Graduating college didn't possess the same excitement for me as for most people. I didn't feel that it had brought me any closer to my goals in life, it did not fill a passion in my soul, it merely seemed like going through the motion of what is expected and as a back-up plan if I ever
had to be a career woman.
Well, after obtaining a degree in which I am not utilizing, acquiring student loan debt, I am married to a rockstar husband. Great. Baby time, right? Well, not quite.
I've been made to feel guilty from society about wanting kids right away. There always seem to be this magic number floating around about how long you should wait to have kids after marriage, what the proper income looks like, and so on. Nowadays, people are getting married later, having kids later and fulfilling their own desires before deciding to settle down. I, by no means think this is selfish or wrong, but it's not the route I ever wanted to take. I enjoy the time I get to spend with Cameron, alone, just the two of us and I don't intend to wish that away. My heart just longs for sweet children to call us mom&dad, to be able to disciple and raise up God fearing children, to be able to experience all the lessons that children can teach us. I think being a parent is probably the hardest "career choice" I could make, but I am so ready to to tackle the good, struggles, and exhaustion that I can only imagine comes with the job.

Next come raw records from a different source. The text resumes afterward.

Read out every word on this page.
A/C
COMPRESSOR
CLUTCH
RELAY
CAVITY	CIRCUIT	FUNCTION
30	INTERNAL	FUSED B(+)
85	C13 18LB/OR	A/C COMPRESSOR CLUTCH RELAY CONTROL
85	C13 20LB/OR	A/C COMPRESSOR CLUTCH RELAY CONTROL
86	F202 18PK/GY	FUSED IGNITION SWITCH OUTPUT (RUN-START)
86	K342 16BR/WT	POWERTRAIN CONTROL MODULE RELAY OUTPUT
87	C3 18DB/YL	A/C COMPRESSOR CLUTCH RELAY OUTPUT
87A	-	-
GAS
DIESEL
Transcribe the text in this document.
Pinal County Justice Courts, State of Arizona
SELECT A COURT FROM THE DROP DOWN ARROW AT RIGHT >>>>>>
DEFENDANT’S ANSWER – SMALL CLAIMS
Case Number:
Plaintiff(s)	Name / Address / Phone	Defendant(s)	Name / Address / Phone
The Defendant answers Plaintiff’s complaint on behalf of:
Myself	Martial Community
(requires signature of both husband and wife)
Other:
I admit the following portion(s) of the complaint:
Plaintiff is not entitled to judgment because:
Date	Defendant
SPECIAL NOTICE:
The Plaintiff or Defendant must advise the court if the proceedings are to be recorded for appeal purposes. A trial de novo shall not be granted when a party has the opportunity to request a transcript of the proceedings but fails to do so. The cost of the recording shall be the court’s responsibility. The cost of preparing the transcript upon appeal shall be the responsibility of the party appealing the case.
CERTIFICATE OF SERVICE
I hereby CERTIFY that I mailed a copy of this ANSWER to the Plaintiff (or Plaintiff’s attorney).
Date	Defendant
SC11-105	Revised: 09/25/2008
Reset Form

This desire is deep rooted in my being. The more I study the word of God, I know that it isn't
wrong for me to want to be a stay-at-home mom. I am not just some
freak of nature wanting to have lots of kiddos. It's not
obsessive for me to be thinking about how well the next vehicle we buy will accommodate car seats, or how I would help provide financially while still being a full-time mama, or even the methods we would use with parenting. It is purely
natural for me.
Not a day goes by that I don't hope and pray that the Lord blesses us with our own little tribe and often times than not, I hope that this day comes sooner rather than later. I believe God's timing is greater than our own and I hold fast to that as society tends to influence the "right" time or as I sometimes fall into the trap of my own timing. I can't wait to see how the Lord uses this desire of mine...whether it be to create our own little humans, adopt, show Christ's love to those who don't know him, ect. For I know that whatever it looks like, I will be fulfilling God's great plan for me and he will be glorified.